The Budget also continues a commitment to vigorous enforcement. The FY 2012 proposal includes several additional proposals aimed at increasing and improving collections and improving efficiency and effectiveness by:
- Requiring States to amend their uniform interstate child support laws to ensure efficient international child support case processing as required by The Hague Child Support Treaty;
- Closing a loophole to allow garnishment of longshoremen’s benefits;
- Improving the processes for freezing and seizing assets in multistate financial institutions;
- Providing tribal child support programs with access to the Federal Parent Locator Service and other enforcement tools and grant programs currently available to state child support programs, as well as sustained support for model tribal computer systems;
- Modifying the threshold at which states become subject to performance penalty based upon their paternity establishment percentage to better reflect state performance;
- Requiring each state’s use of procedures to review and adjust child support debt owed to the state, and to discourage accumulation of unpaid child support debt during incarceration;
- Revising title IV-D to consolidate and clarify various data matching, safeguarding and disclosure authorities.

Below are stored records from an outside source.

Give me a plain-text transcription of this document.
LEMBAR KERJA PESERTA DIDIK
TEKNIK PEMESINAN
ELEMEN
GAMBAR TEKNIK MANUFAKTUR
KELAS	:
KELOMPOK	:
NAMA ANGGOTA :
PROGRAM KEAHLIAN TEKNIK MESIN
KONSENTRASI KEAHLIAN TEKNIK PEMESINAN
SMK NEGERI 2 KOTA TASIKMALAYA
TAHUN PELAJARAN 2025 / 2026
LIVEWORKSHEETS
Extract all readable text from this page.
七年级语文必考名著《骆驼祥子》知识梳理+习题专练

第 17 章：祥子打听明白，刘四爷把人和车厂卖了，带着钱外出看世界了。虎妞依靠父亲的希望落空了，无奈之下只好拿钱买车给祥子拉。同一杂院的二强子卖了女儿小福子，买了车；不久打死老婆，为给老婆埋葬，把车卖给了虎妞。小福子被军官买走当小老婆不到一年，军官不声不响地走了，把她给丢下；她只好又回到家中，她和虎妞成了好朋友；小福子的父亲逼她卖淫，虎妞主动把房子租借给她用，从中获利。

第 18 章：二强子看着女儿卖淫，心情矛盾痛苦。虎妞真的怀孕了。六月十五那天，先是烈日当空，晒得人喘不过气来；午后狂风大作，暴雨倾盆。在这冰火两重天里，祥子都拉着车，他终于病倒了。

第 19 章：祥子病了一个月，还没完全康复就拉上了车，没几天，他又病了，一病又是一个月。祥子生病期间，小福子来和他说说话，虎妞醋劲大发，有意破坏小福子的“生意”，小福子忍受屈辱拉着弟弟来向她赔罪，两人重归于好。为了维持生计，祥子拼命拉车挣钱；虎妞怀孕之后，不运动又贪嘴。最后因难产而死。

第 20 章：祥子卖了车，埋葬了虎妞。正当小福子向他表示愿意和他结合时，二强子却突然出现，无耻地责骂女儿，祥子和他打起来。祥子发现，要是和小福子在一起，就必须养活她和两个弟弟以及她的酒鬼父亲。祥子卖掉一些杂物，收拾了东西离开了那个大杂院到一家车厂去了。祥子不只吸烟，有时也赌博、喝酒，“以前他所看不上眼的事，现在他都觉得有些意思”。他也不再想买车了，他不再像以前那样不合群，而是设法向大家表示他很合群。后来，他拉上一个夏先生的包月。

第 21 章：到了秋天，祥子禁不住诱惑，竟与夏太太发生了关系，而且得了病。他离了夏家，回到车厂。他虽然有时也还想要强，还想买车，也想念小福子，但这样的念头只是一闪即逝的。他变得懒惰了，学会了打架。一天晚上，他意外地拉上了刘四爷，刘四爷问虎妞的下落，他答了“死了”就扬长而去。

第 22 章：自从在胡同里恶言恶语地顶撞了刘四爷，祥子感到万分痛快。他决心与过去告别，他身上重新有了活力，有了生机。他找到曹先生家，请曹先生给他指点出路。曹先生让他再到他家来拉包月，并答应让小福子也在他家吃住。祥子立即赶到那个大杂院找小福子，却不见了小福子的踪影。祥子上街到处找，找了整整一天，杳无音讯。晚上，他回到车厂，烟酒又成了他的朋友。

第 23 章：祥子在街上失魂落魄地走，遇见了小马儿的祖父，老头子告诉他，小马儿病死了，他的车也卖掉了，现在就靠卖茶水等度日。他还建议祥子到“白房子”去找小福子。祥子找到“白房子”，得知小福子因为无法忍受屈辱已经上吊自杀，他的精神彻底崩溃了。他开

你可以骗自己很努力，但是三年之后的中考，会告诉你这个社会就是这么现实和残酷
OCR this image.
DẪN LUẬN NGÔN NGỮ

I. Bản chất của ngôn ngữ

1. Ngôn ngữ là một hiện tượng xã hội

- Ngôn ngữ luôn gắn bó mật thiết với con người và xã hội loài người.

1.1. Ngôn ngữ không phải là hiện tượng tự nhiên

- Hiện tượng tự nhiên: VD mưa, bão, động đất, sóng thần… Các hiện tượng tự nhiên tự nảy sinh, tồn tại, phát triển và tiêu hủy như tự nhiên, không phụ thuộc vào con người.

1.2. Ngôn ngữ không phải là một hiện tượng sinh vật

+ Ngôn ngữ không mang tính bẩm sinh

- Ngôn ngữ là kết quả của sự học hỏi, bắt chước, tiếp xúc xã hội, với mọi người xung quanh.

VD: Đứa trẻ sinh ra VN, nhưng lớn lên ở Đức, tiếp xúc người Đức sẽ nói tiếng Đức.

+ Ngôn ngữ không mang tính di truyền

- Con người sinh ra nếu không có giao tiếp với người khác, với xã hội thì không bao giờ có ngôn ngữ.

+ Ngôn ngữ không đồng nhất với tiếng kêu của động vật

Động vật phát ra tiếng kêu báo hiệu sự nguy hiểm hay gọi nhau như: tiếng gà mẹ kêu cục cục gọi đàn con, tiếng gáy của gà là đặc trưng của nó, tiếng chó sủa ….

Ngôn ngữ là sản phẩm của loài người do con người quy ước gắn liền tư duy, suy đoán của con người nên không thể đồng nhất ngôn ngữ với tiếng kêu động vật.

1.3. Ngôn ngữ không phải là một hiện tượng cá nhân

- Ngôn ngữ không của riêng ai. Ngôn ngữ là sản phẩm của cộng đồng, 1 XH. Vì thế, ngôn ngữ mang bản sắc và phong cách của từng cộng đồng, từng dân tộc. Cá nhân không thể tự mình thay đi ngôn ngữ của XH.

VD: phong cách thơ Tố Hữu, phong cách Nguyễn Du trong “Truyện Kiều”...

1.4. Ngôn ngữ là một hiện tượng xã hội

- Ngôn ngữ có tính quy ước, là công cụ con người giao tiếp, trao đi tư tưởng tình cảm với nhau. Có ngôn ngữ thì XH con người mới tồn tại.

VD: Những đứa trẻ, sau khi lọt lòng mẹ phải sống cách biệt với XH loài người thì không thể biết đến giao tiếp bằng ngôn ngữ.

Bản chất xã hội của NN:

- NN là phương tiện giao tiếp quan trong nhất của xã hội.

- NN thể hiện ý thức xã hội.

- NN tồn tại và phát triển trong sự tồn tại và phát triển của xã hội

HEALTHY MARRIAGE and RESPONSIBLE FATHERHOOD GRANTS
The FY 2012 budget proposes continued funding of $150 million to support Healthy Marriages and Responsible Fatherhood to be administered by HHS’ Office of Family Assistance within the Administration for Children and Families. These funds will be split equally among Healthy Marriage and Responsible Fatherhood activities. Under the law:
- Healthy Marriage funds may be used for a number of services including pre-marital education; marriage enhancement programs; divorce reduction programs; marriage mentoring programs; and marriage education, marriage skills, and relationship skills programs, that may include parenting skills, financial management, conflict resolution, and job and career advancement.
- The $75 million in Responsible Fatherhood funds may be used for fatherhood activities intended to promote or sustain marriage, responsible parenting, economic stability, and media campaigns that reach families with important messages about responsible fatherhood.